As there are literally hundreds, if not thousands of heirlooms out there, just waiting for me to try them out and maybe to carry them on :)
I get such a thrill simply from growing and trialing.
For me, it is not about how well it produces, never has been.
Is all about the thrill of the challenge, growing something and watching it perform.
Growing and trying anything and everything ... new plants, new varieties, new styles, new colours... whether it is tomatoes, peppers, cucumbers, onions, or zinnias, snapdragons, petunias and geraniums...
Last summer I grew an eggplant, the Morden Midget. First time ever! It was lovely! ... produced like mad, was simple to grow, and tasted great, not one bitter one in the bunch. This year, I will grow the Morden Midget, but I will also try one or two other varieties, to see how they compare!
Why? Because right now, I know that I can, and do, highly recommend the Morden Midget for growing here on the island. However, as I know nothing about growing any other variety of eggplant, I am limiting my customers with my limited knowledge.
Each year I learn a little bit more about anything and everything I can think of growing. If I only stuck to the same things each year, I would never learn anything new, would never know if there was a variety that thrives better in our area, tastes better, looks better, brings in more pollinators, etc...
By growing many types of cucumbers last summer, I found that there is only one out of the entire bunch that I would highly recommend in our area.
The variety I recommend in the PNW, that grew well and had great production in a pretty crappy year is the Early Russian. It can be picked young and used as a pickling cuke, or left on the vine till larger and eaten as a slicer,
It had none of the powdery mildew problems which many of the others had, and some even succumbed to (yes, they died from the powdery mildew!).

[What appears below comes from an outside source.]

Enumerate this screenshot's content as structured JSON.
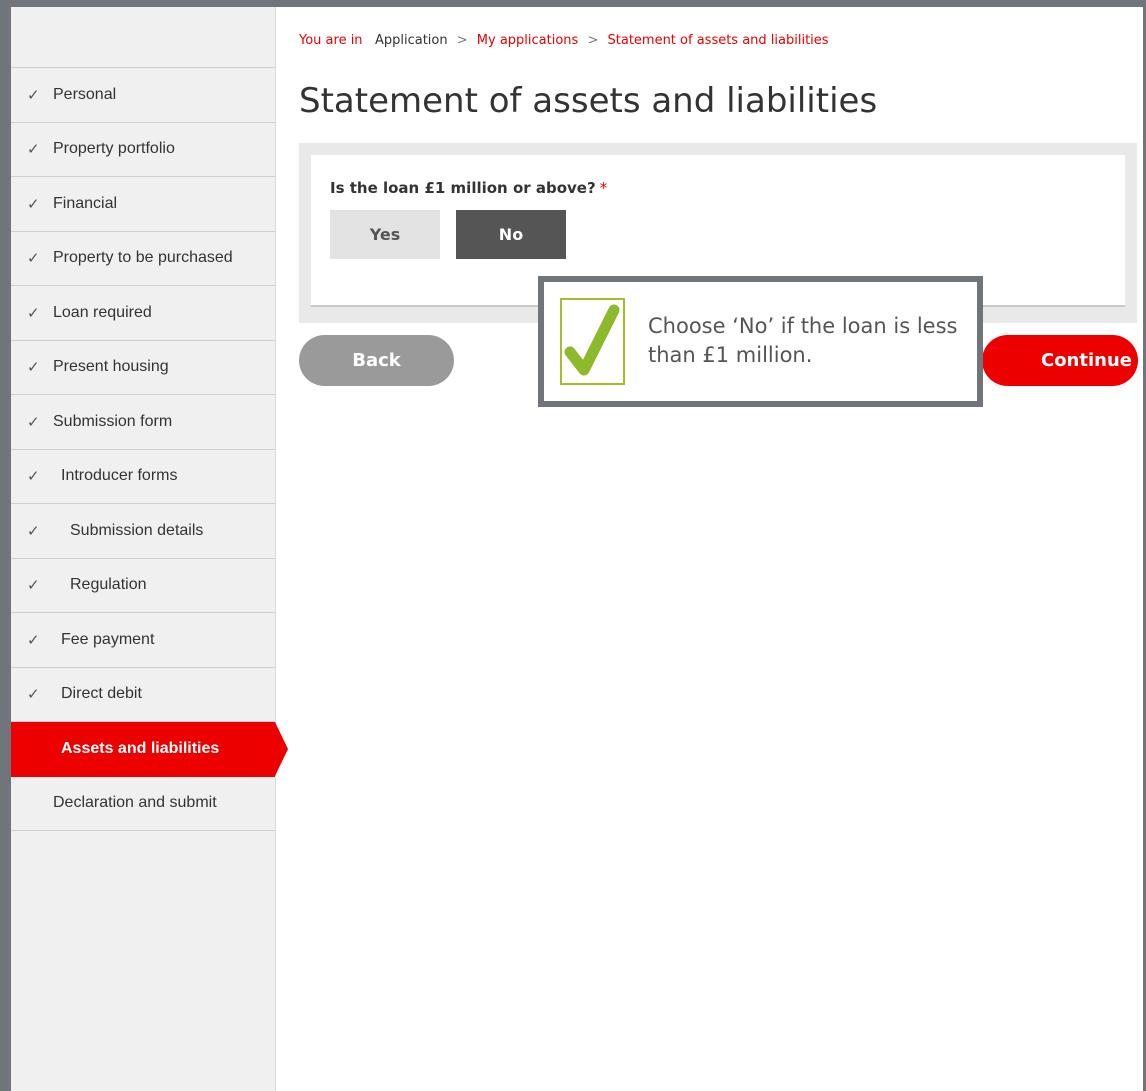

It was never, ever bitter! Not one bitter cuke all year!
Imagine what it can do in a great cucumber if it did this well in a terrible one?
By trialing about 43 different varieties of tomatoes last year, I was able to pick out ones that did well in our PNW weather during a terrible growing year, and which ones to not grow again.
Each year I grow my favourite outdoor tomatoes, my favourite greenhouse tomatoes, as well as friends and customers favourites.
Then I test run another 20 or more new varieties to find yet more favourites for me and my customers.
And through this all, I keep in mind, that gardening is not an exact science. No year will ever be the same, the same temperatures, same humidity, same rain or lack thereof ... Each year is a brand new experiment, a brand new joy, a new learning experience.
It is so not a job to us garden fanatics, but a truly joyful endeavour.
And... some years are simply better than others.